The values of $k$, for which $|k\overrightarrow {\rm{a}} | < \overrightarrow {\rm{a}} \mid$ and $k\overrightarrow {\rm{a}} + \frac{1}{2}\overrightarrow {\rm{a}}$ is parallel to $\overrightarrow {\rm{a}}$ holds true are ……………

We have, $|k\overrightarrow {\rm{a}} | < |\overrightarrow {\rm{a}} |$ and $k\overrightarrow {\rm{a}} + \frac{1}{2}\overrightarrow {\rm{a}}$

is parallel to $\overrightarrow {\rm{a}}$.

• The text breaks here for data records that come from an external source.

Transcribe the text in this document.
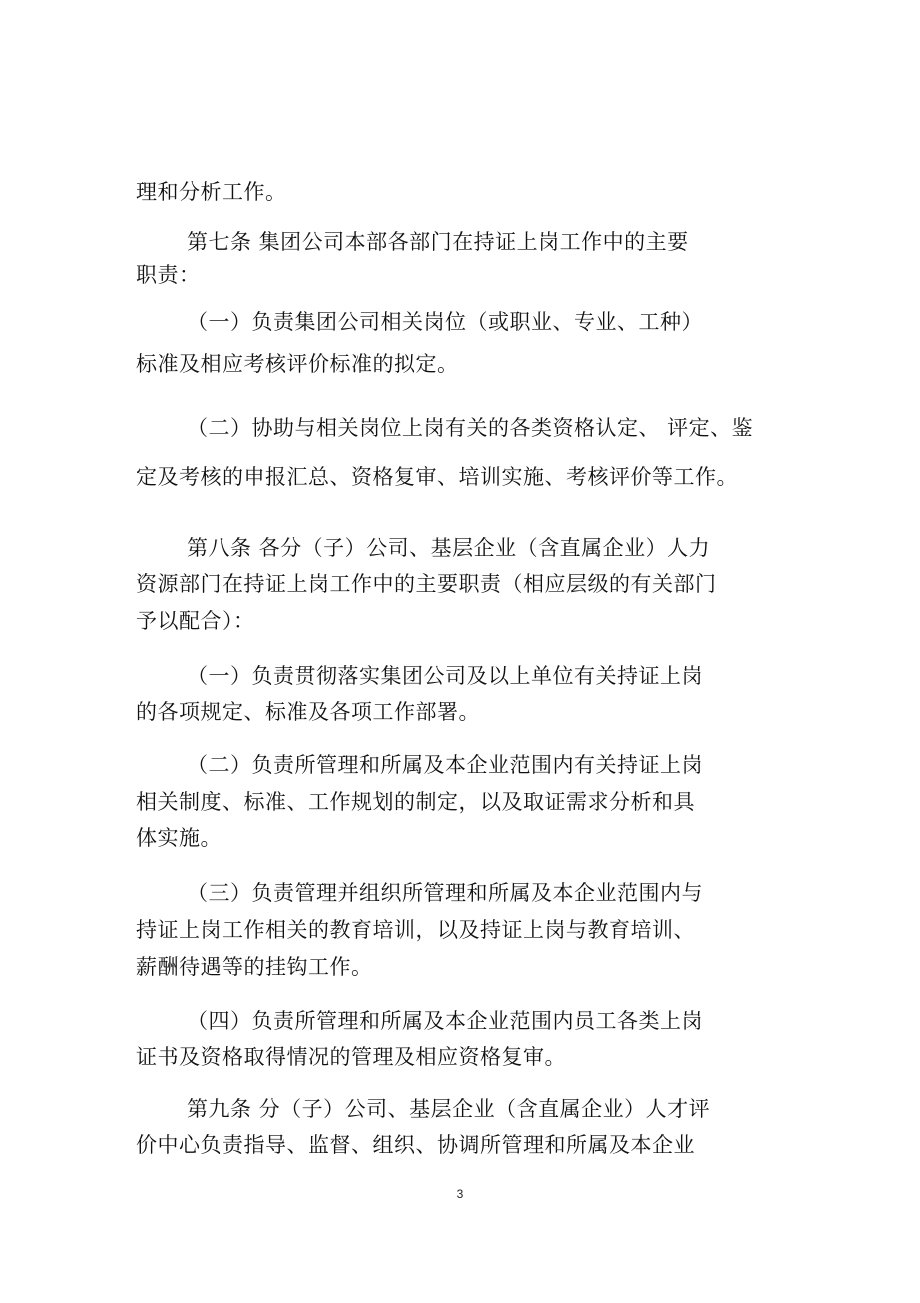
理和分析工作。
第七条 集团公司本部各部门在持证上岗工作中的主要
职责：
（一）负责集团公司相关岗位（或职业、专业、工种）
标准及相应考核评价标准的拟定。
（二）协助与相关岗位上岗有关的各类资格认定、 评定、鉴
定及考核的申报汇总、资格复审、培训实施、考核评价等工作。
第八条 各分（子）公司、基层企业（含直属企业）人力
资源部门在持证上岗工作中的主要职责（相应层级的有关部门
予以配合）：
（一）负责贯彻落实集团公司及以上单位有关持证上岗
的各项规定、标准及各项工作部署。
（二）负责所管理和所属及本企业范围内有关持证上岗
相关制度、标准、工作规划的制定，以及取证需求分析和具
体实施。
（三）负责管理并组织所管理和所属及本企业范围内与
持证上岗工作相关的教育培训，以及持证上岗与教育培训、
薪酬待遇等的挂钩工作。
（四）负责所管理和所属及本企业范围内员工各类上岗
证书及资格取得情况的管理及相应资格复审。
第九条 分（子）公司、基层企业（含直属企业）人才评
价中心负责指导、监督、组织、协调所管理和所属及本企业
3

$\therefore$ $|k\vec a| < |\vec a| \Rightarrow |k||\vec a| < |\vec a|$
$\Rightarrow$ $|k| < 1 \Rightarrow - 1 < k < 1$

Also, since $k\overrightarrow {\rm{a}} + \frac{1}{2}\overrightarrow {\rm{a}}$ is parallel to $\overrightarrow {\rm{a}} ,$

then we see that at$k = \frac{{ - 1}}{2},k\overrightarrow {\rm{a}} + \frac{1}{2}\overrightarrow {\rm{a}}$

becomes a null vector and then it will not be parallel to $\overrightarrow {\rm{a}}$.

So, $k\overrightarrow {\rm{a}} + \frac{1}{2}\overrightarrow {\rm{a}}$ is parallel to $\overrightarrow {\rm{a}}$

holds true when $\left. {k \in } \right] - 1,1\left[ {k \ne \frac{{ - 1}}{2}} \right.$.